Justice Sudhir Kumar Jain's decision was based on the girl's Aadhaar card, which indicated that she was of legal age at the time of the alleged crime.
The high court agreed with the trial court's judgement from July 2016, which had noted that the girl's school records did not have a birth certificate issued by the municipal corporation or any other statutory authority to verify her age.
The court ruled that in the absence of these documents, the Aadhaar card was a valid reference to ascertain the girl's age, as mandated by Section 94 of the Juvenile Justice (Care and Protection of Children) Act, 2015.
The Aadhaar card showed her date of birth as January 1, 1994. Notably, the girl was not subjected to an ossification test to approximate her age.
During her statement before a magistrate, the girl had also stated that she had willingly gone with the man and, after marrying him, engaged in a physical relationship.

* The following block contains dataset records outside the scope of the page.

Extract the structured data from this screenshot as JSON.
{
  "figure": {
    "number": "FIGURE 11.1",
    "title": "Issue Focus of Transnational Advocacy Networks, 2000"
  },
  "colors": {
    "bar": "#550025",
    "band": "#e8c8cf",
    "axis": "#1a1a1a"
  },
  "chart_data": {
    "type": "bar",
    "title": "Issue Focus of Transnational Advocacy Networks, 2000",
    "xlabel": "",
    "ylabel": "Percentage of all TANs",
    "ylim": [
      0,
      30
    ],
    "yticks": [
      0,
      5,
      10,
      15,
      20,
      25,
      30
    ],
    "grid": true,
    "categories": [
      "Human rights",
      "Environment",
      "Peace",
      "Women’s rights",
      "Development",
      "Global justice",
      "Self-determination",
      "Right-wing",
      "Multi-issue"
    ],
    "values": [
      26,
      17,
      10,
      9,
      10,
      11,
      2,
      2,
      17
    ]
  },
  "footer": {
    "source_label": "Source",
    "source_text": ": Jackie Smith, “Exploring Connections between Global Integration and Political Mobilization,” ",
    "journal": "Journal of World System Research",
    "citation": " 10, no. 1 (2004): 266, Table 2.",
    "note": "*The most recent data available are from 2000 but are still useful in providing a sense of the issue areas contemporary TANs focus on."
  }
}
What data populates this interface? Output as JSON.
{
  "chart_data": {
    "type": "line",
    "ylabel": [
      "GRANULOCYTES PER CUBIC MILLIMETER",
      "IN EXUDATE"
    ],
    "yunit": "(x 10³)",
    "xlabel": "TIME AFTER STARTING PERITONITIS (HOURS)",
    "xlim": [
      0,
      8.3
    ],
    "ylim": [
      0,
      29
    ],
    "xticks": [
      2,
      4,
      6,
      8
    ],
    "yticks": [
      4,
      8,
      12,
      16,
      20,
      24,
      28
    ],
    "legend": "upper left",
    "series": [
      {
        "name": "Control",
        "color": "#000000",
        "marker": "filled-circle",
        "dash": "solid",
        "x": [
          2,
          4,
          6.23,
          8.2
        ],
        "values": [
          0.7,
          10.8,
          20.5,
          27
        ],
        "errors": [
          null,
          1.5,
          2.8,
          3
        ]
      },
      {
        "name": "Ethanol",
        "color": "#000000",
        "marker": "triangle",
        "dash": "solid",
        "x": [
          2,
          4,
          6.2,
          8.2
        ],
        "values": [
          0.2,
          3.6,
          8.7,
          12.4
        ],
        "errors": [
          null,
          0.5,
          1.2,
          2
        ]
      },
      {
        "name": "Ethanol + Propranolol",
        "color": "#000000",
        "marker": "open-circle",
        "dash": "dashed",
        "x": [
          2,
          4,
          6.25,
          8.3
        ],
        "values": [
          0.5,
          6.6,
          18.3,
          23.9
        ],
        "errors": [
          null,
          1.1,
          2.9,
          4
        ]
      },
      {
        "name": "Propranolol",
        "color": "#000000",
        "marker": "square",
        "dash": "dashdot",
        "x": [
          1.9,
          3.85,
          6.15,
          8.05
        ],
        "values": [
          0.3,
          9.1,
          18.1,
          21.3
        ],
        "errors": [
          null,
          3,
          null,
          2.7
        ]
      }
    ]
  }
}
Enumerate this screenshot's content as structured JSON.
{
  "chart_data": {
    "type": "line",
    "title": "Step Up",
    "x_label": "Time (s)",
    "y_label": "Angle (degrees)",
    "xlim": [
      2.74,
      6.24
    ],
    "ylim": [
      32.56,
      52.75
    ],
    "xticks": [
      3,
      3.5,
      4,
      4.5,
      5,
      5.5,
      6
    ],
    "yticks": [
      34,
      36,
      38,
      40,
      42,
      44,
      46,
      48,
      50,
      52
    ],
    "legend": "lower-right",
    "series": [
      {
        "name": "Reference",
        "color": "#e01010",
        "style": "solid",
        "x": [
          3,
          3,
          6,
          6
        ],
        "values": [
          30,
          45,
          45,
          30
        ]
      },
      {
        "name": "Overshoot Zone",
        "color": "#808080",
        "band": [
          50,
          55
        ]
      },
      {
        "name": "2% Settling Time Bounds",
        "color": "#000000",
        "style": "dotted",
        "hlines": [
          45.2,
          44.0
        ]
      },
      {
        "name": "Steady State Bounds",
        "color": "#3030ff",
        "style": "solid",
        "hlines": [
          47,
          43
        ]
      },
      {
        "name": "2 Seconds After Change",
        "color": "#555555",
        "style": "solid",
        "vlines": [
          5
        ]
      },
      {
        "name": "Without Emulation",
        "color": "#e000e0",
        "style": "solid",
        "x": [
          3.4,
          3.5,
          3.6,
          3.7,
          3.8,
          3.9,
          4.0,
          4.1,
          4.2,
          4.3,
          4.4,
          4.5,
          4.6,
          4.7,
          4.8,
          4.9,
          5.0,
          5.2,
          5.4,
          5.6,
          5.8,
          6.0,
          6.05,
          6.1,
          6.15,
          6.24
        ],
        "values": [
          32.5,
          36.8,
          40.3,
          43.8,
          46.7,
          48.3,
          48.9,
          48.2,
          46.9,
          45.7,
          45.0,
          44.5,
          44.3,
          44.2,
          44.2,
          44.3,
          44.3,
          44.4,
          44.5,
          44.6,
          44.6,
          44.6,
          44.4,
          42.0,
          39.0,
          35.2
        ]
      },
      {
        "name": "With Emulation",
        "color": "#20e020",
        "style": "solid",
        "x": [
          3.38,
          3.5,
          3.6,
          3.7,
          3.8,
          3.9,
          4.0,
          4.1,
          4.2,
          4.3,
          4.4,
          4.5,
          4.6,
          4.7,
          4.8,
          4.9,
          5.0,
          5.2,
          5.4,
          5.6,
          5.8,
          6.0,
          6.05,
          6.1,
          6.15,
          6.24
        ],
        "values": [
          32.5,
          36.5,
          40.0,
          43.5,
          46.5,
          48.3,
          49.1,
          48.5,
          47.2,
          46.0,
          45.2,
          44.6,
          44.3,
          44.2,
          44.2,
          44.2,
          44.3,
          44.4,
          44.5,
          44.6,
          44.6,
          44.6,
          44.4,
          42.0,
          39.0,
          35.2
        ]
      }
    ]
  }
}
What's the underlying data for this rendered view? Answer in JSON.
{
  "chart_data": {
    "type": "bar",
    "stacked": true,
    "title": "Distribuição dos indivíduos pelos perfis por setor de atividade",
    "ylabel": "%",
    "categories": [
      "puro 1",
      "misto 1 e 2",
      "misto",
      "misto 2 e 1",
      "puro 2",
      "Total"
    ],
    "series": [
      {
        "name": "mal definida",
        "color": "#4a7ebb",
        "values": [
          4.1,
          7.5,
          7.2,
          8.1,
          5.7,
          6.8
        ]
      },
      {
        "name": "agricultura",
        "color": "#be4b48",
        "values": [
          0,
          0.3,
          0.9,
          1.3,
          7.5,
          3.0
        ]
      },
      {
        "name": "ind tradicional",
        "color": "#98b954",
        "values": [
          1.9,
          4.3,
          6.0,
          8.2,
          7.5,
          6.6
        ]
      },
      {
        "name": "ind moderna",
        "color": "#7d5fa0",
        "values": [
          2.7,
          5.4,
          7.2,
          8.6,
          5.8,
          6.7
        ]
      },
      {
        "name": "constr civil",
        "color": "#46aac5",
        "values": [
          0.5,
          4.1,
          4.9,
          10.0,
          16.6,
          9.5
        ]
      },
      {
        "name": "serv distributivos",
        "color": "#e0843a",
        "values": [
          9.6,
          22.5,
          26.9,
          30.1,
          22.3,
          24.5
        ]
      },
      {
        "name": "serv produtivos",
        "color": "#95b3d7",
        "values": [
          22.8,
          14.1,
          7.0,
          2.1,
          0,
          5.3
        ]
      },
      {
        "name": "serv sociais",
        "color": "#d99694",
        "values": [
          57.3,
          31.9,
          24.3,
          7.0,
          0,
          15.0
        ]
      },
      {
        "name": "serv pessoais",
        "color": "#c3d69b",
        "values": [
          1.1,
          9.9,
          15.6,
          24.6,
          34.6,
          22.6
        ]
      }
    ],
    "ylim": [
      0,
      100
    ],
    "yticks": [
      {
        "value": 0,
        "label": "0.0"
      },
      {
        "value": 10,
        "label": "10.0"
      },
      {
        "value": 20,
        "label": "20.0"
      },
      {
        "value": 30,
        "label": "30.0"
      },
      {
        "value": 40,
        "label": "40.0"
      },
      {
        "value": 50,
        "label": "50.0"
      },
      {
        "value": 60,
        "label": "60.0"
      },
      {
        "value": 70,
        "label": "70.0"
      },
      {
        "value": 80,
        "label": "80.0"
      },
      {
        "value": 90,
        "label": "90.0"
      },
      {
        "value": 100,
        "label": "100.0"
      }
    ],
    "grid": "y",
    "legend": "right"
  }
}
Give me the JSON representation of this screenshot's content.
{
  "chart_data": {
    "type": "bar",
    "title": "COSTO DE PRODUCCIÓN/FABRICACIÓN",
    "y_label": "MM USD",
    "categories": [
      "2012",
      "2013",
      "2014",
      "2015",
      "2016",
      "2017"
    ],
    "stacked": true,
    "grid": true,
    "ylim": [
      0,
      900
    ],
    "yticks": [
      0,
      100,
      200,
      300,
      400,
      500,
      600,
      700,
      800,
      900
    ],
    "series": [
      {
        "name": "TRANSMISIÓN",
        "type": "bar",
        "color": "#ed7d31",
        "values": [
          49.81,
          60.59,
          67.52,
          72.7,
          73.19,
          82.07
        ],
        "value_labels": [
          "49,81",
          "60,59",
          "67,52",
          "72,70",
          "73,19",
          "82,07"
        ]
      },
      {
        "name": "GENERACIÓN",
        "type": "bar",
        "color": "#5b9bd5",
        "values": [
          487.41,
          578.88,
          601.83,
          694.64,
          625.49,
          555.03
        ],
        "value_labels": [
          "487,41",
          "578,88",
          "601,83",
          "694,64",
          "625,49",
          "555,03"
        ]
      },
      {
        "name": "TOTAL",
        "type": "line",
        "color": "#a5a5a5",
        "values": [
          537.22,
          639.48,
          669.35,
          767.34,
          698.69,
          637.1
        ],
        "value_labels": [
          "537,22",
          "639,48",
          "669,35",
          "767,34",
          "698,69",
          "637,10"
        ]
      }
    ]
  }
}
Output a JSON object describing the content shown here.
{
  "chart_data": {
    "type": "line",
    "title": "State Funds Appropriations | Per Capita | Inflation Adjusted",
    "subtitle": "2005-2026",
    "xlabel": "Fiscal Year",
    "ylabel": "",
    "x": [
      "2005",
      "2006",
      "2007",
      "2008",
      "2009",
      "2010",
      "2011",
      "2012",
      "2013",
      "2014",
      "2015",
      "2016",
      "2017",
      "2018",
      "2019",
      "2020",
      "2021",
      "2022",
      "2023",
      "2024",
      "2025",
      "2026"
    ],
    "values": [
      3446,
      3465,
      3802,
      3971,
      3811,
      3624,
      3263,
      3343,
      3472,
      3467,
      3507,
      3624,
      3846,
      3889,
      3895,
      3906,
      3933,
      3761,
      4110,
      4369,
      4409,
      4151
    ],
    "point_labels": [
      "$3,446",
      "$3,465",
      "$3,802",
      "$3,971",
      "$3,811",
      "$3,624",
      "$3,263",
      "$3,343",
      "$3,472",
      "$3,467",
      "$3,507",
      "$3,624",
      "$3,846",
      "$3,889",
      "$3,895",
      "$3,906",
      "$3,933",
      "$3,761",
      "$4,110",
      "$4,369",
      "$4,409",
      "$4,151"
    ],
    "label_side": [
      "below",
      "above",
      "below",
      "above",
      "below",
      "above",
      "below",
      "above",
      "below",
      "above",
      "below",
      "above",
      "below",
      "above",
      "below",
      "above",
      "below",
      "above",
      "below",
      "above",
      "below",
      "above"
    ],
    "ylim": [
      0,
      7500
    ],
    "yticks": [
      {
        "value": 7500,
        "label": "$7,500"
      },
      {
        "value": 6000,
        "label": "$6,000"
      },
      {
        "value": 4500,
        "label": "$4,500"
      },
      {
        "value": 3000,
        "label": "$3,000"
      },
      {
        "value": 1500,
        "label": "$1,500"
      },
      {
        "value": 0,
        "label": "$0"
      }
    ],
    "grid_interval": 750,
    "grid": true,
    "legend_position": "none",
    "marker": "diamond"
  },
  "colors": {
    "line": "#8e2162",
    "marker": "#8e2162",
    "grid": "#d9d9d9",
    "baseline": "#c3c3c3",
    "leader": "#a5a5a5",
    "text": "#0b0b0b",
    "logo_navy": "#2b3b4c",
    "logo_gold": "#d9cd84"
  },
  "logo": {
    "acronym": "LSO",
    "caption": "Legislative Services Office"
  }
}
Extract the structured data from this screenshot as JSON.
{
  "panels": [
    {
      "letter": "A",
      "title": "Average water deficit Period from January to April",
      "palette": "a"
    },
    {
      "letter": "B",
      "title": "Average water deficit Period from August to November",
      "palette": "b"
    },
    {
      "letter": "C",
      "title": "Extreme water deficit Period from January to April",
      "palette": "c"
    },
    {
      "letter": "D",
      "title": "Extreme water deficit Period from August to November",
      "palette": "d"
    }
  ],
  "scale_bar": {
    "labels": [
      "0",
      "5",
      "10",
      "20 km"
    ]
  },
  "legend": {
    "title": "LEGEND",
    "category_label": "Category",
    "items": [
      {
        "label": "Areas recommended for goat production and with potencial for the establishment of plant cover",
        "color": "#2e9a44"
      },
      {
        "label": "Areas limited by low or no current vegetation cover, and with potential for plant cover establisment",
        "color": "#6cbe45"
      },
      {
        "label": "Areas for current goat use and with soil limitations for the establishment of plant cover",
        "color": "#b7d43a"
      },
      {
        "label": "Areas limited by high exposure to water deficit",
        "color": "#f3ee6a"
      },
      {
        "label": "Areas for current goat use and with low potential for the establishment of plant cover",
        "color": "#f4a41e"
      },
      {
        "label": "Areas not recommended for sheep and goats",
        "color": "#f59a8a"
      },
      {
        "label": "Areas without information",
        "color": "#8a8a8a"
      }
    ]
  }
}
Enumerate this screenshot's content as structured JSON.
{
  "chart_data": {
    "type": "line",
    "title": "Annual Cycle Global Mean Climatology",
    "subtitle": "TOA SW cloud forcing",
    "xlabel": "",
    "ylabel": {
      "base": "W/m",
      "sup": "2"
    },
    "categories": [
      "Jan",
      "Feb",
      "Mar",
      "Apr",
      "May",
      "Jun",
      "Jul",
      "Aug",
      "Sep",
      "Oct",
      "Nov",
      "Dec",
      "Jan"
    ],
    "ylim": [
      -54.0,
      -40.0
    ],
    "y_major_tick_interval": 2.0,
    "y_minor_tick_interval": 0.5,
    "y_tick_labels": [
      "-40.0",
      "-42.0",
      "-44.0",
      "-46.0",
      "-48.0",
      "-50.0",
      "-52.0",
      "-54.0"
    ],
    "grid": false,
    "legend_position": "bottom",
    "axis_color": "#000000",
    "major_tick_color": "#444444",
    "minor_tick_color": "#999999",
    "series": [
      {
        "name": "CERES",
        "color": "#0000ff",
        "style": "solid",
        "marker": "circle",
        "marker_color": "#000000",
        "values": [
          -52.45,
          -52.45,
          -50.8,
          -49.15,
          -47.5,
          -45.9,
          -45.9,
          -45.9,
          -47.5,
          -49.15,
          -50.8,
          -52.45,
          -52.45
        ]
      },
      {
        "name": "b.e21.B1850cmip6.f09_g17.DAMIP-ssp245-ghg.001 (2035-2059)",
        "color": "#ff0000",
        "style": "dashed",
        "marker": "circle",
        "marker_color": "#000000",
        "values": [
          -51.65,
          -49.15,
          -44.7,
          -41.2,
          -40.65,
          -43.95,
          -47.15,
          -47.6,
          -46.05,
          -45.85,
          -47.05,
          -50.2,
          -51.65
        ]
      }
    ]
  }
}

She asserted that her year of birth was 1994, making her approximately 21 years old then.
However, the state had challenged the trial court's acquittal order, arguing that documents from the girl's school indicated that she was a minor during the alleged offense.
The judge stated that the trial court's order discharging the man under the provisions of the Protection Of Children from Sexual Offences (POCSO) Act and IPC was justified and required no interference.
In this case, the girl's mother had filed a police complaint, claiming that her 16-year-old daughter had gone missing.
However, the girl's Aadhaar card indicated that she was 21 years old at the time of the alleged incident in September 2015.
In defense, the man's counsel argued that the trial court had appropriately relied on the Aadhaar card, as it was the only official document providing a birth date, and the school record was not based on any birth certificate issued by the Municipal Corporation of Delhi (MCD) or any other statutory authority.
The high court observed that the investigating officer had not obtained any birth certificates from the girl's school, MCD, or other statutory bodies.
It also referenced a previous decision by a coordinating bench of the high court that had used the Aadhaar card as evidence of the girl's age.